Obviously it's not linear, but I'll make a bet that you drop a 
proportionally representative ammount of bugs weighted by {complexity, 
time, attention span...}

Now if you were implying the age old, "the programmer used is equally good
at all aspects of the project" hence all kloc are the same...  Can I hire
YOUR staff, mine seems deficient. :-).

It's been my experience that bugs/kloc has been fairly constant per 
developer where I've done product development.  Maybe my sampling isn't 
large enough to make that a generic rule, but it's my experience.

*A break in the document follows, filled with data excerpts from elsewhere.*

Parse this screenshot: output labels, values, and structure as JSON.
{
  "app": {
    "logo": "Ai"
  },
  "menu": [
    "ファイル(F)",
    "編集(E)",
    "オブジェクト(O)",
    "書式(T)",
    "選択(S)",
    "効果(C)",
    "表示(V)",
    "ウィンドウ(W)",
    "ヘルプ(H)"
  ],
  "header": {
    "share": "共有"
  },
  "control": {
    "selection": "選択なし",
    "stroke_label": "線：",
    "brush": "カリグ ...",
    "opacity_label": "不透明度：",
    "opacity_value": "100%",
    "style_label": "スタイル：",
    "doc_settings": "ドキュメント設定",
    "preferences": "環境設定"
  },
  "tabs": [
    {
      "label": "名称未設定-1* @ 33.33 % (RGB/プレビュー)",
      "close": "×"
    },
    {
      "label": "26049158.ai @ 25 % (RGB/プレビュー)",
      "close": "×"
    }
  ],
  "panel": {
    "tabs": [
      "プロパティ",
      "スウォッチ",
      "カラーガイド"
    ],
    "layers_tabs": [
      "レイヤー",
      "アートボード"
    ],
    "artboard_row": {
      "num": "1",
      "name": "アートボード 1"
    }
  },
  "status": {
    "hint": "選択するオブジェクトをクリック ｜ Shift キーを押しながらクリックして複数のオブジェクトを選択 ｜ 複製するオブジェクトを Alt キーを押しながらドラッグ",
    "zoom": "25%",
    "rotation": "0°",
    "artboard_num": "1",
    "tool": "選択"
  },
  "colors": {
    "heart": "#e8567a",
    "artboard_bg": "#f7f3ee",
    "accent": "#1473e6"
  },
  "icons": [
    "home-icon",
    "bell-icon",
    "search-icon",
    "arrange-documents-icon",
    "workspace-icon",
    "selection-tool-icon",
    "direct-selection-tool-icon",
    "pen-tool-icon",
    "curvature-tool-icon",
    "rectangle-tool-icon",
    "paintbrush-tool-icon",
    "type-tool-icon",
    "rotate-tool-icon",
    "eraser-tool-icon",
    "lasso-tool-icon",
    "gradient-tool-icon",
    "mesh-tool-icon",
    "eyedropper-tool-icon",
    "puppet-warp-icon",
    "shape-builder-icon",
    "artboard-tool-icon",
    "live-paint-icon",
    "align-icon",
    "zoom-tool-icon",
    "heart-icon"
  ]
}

But then maybe that's becuase when I paid enough attention to track it, it 
was because the ratio was too high (ammunition for keeping other people 
out of my part of the codebase due to time spent repairing their "fixes")- 
that is "the programmer used is equally good at all aspects of the 
project," where "good" == "sucky."

I extrapolated forward because I think Wietse's stats for Postfix have 
held fairly true (and he's not "sucky.")  Also, some of it is 
based on experience of what I've ripped out of systems prior to 
deployment and the subsequent patches and upgrades I haven't had to deploy 
because that code wasn't in what I sent out.

Paul
-----------------------------------------------------------------------------
Paul D. Robertson      "My statements in this message are personal opinions
proberts () patriot net      which may have no basis whatsoever in fact."